Despite the demonstration that DI4G decreased IFN-γ production, when we analyzed if this effect was in CD4+ T cells, CD8+ T cells, or NK cells, we did not observe any decrease of IFN-γ expression by these cells. As in CL, where one important source of IFN-γ production are double-negative lymphocytes [31], it is possible that the action of the DI4G was in CD4 CD8 double-negative T cells.

The pathogenesis of most of the infectious diseases is dependent on both the infectious agent and host factors. In protozoa infection, the role of the host immune response in producing tissue damage has been well documented in malaria [32], Chagas disease [33, 34], and ATL [13]. In such case, tissue damage has been associated to a hypersensitivity reaction or to an autoimmunity phenomenon [10, 35]. As a decrease in the immune response may favor bacteria, virus, protozoa, and helminthes proliferation, it is important that the modulation of the immune response attenuate pathology, but not impair the defense mechanism.

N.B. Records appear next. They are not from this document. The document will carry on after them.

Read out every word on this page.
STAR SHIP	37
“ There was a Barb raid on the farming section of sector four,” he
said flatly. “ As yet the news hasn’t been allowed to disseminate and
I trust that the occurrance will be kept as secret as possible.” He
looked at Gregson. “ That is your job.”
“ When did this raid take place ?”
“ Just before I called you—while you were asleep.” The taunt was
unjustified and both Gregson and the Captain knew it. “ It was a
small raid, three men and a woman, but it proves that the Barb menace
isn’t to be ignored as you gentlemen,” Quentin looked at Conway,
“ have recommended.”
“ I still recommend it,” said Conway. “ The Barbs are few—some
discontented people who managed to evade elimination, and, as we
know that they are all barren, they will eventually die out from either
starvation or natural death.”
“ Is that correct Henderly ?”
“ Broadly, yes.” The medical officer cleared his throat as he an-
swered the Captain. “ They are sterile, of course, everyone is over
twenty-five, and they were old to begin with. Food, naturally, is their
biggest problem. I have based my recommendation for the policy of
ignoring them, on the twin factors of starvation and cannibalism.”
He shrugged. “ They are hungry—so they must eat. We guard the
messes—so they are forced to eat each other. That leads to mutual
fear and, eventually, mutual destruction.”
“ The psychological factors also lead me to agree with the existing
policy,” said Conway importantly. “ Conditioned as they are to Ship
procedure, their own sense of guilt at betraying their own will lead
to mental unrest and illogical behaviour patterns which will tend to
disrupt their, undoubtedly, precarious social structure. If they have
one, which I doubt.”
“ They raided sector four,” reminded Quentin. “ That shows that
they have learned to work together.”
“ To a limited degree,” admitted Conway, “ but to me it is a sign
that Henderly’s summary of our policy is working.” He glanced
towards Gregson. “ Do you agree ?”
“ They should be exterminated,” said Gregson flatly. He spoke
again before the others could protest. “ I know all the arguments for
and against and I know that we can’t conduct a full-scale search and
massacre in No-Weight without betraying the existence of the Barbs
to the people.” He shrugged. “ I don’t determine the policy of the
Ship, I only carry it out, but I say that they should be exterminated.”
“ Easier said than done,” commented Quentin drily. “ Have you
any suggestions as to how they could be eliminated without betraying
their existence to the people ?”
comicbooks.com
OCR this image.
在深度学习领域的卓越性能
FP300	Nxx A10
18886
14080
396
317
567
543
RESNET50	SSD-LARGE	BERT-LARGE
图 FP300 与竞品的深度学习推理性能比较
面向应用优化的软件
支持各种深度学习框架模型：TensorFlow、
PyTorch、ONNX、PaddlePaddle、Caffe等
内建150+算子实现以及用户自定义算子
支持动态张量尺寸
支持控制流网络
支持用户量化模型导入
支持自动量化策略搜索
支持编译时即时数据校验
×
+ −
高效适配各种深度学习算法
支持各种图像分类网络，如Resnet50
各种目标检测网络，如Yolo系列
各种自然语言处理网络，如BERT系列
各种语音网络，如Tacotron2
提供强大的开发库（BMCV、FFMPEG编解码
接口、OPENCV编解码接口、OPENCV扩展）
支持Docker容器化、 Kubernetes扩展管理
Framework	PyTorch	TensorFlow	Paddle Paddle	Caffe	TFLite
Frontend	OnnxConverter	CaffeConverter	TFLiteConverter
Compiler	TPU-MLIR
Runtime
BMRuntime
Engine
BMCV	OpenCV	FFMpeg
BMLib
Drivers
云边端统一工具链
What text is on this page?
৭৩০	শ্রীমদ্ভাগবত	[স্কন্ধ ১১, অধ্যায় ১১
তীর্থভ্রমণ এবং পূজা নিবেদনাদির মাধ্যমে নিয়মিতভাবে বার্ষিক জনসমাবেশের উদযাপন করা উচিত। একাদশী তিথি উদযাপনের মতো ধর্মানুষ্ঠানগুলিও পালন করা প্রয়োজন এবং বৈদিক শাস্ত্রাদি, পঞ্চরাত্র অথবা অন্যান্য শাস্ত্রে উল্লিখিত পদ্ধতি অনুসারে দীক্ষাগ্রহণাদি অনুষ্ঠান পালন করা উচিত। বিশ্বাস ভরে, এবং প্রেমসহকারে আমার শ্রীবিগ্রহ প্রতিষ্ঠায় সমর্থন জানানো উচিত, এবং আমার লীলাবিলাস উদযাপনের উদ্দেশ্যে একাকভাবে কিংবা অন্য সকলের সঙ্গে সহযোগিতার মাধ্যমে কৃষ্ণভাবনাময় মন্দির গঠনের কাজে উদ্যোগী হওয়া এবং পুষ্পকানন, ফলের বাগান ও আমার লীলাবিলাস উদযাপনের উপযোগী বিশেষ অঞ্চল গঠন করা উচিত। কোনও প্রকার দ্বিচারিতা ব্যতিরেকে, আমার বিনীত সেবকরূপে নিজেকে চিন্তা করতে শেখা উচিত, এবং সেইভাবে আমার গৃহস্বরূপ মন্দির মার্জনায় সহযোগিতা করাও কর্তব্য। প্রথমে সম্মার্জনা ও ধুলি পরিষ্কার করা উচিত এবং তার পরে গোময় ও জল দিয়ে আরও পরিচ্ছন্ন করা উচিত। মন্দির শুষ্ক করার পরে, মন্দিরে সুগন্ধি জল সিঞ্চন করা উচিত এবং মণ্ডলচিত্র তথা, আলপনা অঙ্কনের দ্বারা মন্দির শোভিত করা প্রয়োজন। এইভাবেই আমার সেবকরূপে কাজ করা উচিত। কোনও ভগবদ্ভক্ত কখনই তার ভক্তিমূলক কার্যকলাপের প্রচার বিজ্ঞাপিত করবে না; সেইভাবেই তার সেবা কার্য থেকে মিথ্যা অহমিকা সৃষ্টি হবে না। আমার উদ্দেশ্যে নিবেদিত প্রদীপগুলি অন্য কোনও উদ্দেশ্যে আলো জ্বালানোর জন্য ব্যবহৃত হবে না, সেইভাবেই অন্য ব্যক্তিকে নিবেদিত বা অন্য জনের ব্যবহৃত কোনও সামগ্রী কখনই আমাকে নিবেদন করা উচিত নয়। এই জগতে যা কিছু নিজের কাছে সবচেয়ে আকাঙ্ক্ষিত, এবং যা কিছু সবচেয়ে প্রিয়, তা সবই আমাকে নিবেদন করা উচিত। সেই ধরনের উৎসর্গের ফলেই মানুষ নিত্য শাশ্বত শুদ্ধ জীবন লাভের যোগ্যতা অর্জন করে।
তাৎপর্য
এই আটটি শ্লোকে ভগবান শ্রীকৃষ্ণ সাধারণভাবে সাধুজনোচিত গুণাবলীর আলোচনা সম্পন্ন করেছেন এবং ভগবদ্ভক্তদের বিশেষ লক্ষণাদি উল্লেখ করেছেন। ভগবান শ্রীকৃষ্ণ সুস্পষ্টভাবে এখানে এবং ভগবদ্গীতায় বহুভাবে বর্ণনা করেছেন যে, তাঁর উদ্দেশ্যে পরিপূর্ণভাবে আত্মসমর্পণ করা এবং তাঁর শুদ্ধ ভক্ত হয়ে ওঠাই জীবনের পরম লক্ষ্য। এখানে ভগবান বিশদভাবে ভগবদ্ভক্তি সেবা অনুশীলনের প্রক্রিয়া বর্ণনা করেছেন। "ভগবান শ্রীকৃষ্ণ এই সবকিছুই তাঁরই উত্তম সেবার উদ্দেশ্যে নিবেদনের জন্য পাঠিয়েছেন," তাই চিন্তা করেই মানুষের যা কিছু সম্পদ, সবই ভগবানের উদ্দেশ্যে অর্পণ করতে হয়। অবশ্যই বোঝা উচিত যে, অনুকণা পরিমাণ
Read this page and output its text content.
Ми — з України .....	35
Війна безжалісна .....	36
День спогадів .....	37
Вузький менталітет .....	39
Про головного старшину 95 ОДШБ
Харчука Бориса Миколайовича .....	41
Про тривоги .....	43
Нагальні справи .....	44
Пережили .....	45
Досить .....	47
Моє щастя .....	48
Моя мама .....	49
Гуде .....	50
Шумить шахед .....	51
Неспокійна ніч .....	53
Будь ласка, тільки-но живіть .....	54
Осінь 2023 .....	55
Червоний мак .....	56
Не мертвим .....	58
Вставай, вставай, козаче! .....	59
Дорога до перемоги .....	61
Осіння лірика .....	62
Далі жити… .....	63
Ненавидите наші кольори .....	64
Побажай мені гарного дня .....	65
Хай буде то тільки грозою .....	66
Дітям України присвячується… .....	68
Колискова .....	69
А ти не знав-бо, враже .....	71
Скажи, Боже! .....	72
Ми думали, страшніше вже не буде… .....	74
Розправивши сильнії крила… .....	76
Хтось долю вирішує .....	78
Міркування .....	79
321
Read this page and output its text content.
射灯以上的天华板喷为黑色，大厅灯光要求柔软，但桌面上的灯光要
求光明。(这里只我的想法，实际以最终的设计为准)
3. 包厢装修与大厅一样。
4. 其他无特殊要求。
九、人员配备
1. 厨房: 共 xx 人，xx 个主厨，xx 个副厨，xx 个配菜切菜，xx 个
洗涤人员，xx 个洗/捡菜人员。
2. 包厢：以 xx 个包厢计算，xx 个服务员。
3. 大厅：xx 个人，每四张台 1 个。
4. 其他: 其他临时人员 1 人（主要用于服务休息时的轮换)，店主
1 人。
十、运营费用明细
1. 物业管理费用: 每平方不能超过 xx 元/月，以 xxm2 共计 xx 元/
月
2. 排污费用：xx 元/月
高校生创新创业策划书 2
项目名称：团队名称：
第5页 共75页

In ATL, evidences have been accumulated indicating that T cells and mainly CD8+ T cells participate in the pathology of the disease. High lymphocyte proliferation is also characteristic of CL, and we showed that DI4G decreased lymphocyte proliferation predominantly in CD8+ T cells rather than in CD4+ T cells. The role of inflammatory and cytotoxic CD8+ T cells in the pathology of CL has been well documented [7, 30, 36, 37]. More recently, evidence has been brought that CD8+ T cells play a key role not only in the inflammatory response and ulcer development but also in the appearance of metastatic lesions in CL [38]. Therefore, it is possible that an exaggerated activation of CD8+ T cell is more dangerous for the disease than the inflammatory reaction induced by monocytes and CD4+ T cells.

5. Conclusions

This study showed that DI4G, a transition-state analog inhibitor of HsPNP, exhibited an immunomodulatory action in IFN-γ production by cells from CL patients and decreased CD8+ T cell proliferation, indicating that this agent may be able to reduce pathology associated with L. braziliensis infection and can be tested in combination with antimony as a new therapeutic strategy for CL.

Conflicts of Interest

The authors declare that there is no conflict of interests involved.

Acknowledgments

The authors are grateful to the staff of the Corte de Pedra Health Post for diagnosis and recruitment of individuals to this study. This work was supported with funding from the Ministry of Health, National Council for Scientific and Technological Development (CNPq) from Brazil (467207/2014-3), and Coordination for the Improvement of Higher Education Personnel (CAPES).